Authorities planned to destroy the structures at the main shopping centre (Unit D) amid claims the buildings and durawalls had been built or erected without the approval of the Chitungwiza Municipality.

Destructions were scheduled for January 2, but the Zimbabwe Lawyers for Human Rights (ZLHR) intervened, arguing the local authority must withdraw its Demolition Order as it had not obtained a court order.

This would have been unlawful under Section 74 of the Constitution.

The demolition order by Acting Town Clerk, Evangelista Machona, thus would have constituted a violation.

Latest developments are a relief to the Chitungwiza Residents Trust, which engaged Tinashe Chinopfukutwa of ZLHR.

The human rights lawyer added the Demolition Order did not comply with provisions of Section 32 of the Regional, Town and Country Planning Act and the Administrative Justice Act.

Chinopfukutwa also recalled a pending provisional order granted by Justice Edith Mushore in June 2021 staying demolitions of homes, durawalls and informal traders’ structures.

The lawyer disclosed he would approach the High Court seeking an order for contempt of court and other appropriate relief if the local authority decided to proceed with the demolitions.

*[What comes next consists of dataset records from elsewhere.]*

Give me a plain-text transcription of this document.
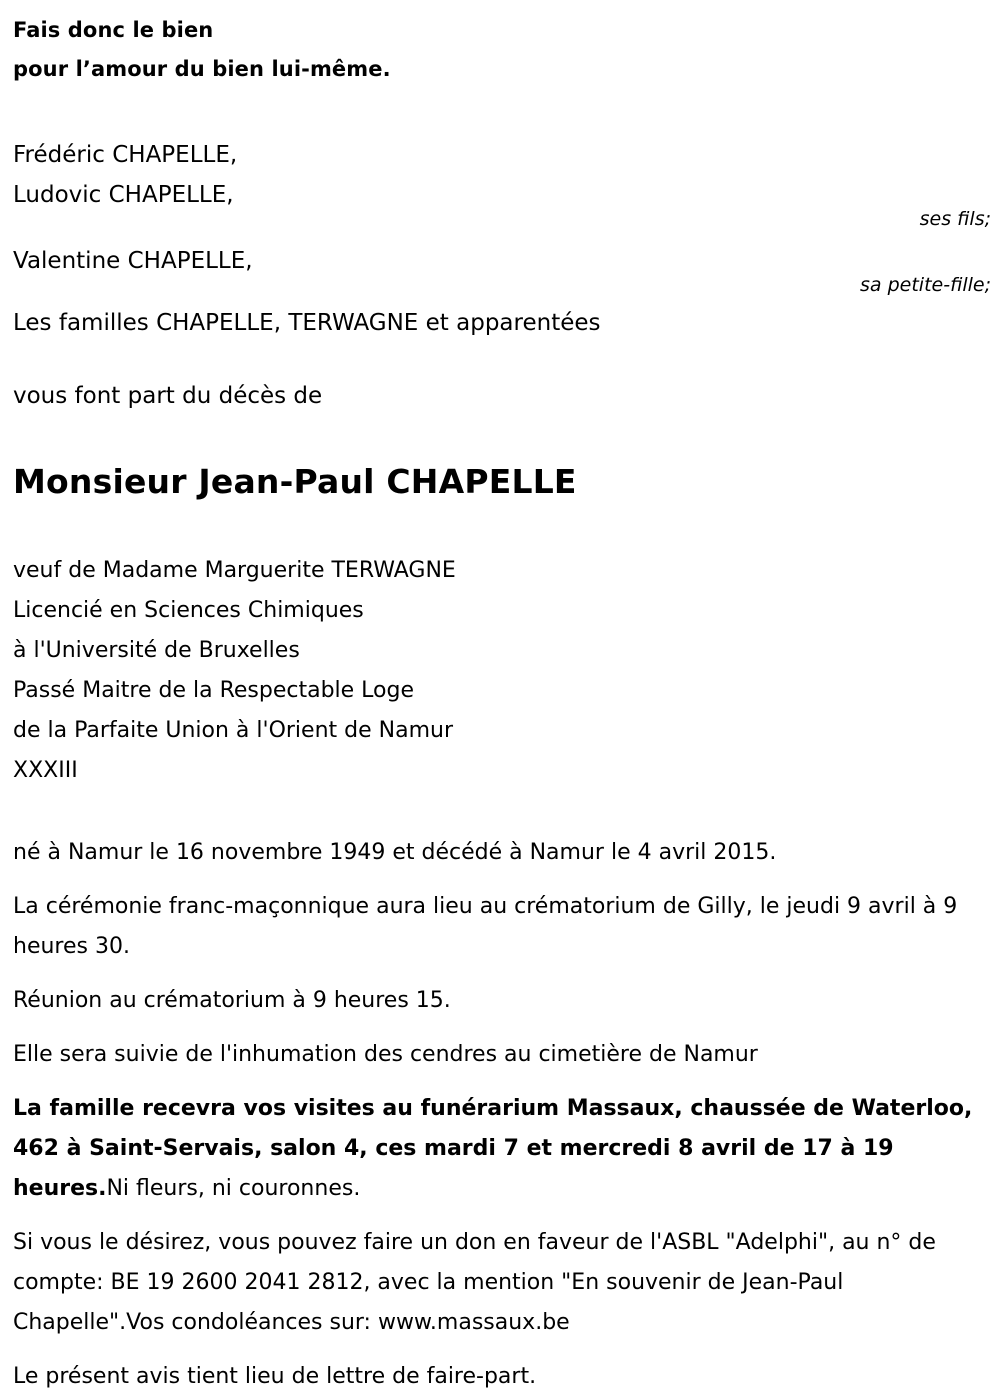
Fais donc le bien
pour l’amour du bien lui-même.
Frédéric CHAPELLE,
Ludovic CHAPELLE,
ses fils;
Valentine CHAPELLE,
sa petite-fille;
Les familles CHAPELLE, TERWAGNE et apparentées
vous font part du décès de
Monsieur Jean-Paul CHAPELLE
veuf de Madame Marguerite TERWAGNE
Licencié en Sciences Chimiques
à l'Université de Bruxelles
Passé Maitre de la Respectable Loge
de la Parfaite Union à l'Orient de Namur
XXXIII

né à Namur le 16 novembre 1949 et décédé à Namur le 4 avril 2015.

La cérémonie franc-maçonnique aura lieu au crématorium de Gilly, le jeudi 9 avril à 9 heures 30.

Réunion au crématorium à 9 heures 15.

Elle sera suivie de l'inhumation des cendres au cimetière de Namur

La famille recevra vos visites au funérarium Massaux, chaussée de Waterloo, 462 à Saint-Servais, salon 4, ces mardi 7 et mercredi 8 avril de 17 à 19 heures.Ni fleurs, ni couronnes.

Si vous le désirez, vous pouvez faire un don en faveur de l'ASBL "Adelphi", au n° de compte: BE 19 2600 2041 2812, avec la mention "En souvenir de Jean-Paul Chapelle".Vos condoléances sur: www.massaux.be

Le présent avis tient lieu de lettre de faire-part.
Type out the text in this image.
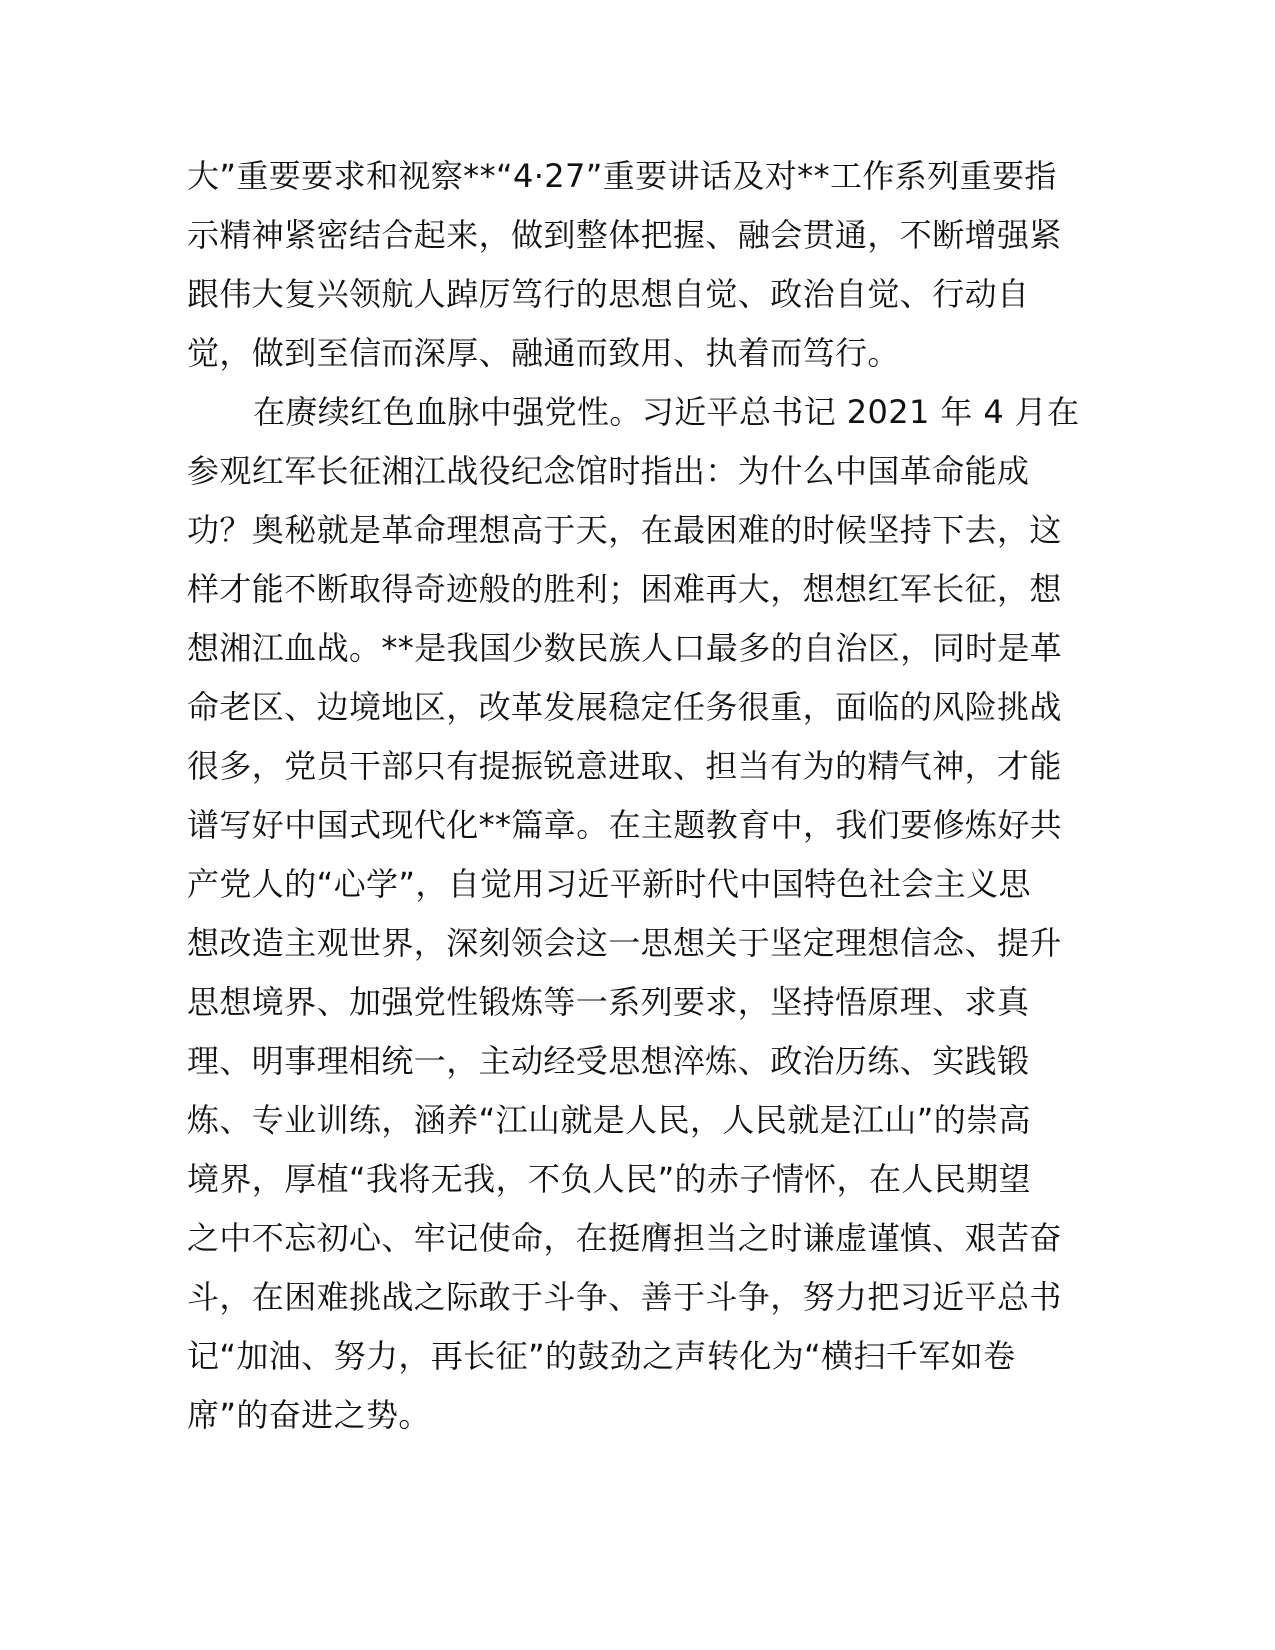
大”重要要求和视察**“4·27”重要讲话及对**工作系列重要指
示精神紧密结合起来，做到整体把握、融会贯通，不断增强紧
跟伟大复兴领航人踔厉笃行的思想自觉、政治自觉、行动自
觉，做到至信而深厚、融通而致用、执着而笃行。
在赓续红色血脉中强党性。习近平总书记 2021 年 4 月在
参观红军长征湘江战役纪念馆时指出：为什么中国革命能成
功？奥秘就是革命理想高于天，在最困难的时候坚持下去，这
样才能不断取得奇迹般的胜利；困难再大，想想红军长征，想
想湘江血战。**是我国少数民族人口最多的自治区，同时是革
命老区、边境地区，改革发展稳定任务很重，面临的风险挑战
很多，党员干部只有提振锐意进取、担当有为的精气神，才能
谱写好中国式现代化**篇章。在主题教育中，我们要修炼好共
产党人的“心学”，自觉用习近平新时代中国特色社会主义思
想改造主观世界，深刻领会这一思想关于坚定理想信念、提升
思想境界、加强党性锻炼等一系列要求，坚持悟原理、求真
理、明事理相统一，主动经受思想淬炼、政治历练、实践锻
炼、专业训练，涵养“江山就是人民，人民就是江山”的崇高
境界，厚植“我将无我，不负人民”的赤子情怀，在人民期望
之中不忘初心、牢记使命，在挺膺担当之时谦虚谨慎、艰苦奋
斗，在困难挑战之际敢于斗争、善于斗争，努力把习近平总书
记“加油、努力，再长征”的鼓劲之声转化为“横扫千军如卷
席”的奋进之势。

The Nelson Chamisa-led Movement for Democratic Change (MDC) governs Chitungwiza, located in the capital province of Harare.

Informal structures have mushroomed over the years in Zimbabwe’s urban centres.

Authorities blame this for crime and sporadic diseases.

In 2005, the then-government of President Robert Mugabe demolished such structures, leaving at least 700 000 people without shelter or livelihoods, according to the United Nations.

The opposition claimed the government’s main reason for the so-called Operation Restore Order was to punish the urban poor for voting against Mugabe’s Zimbabwe African National Union – Patriotic Front (ZANU-PF).

Cities are traditionally MDC strongholds.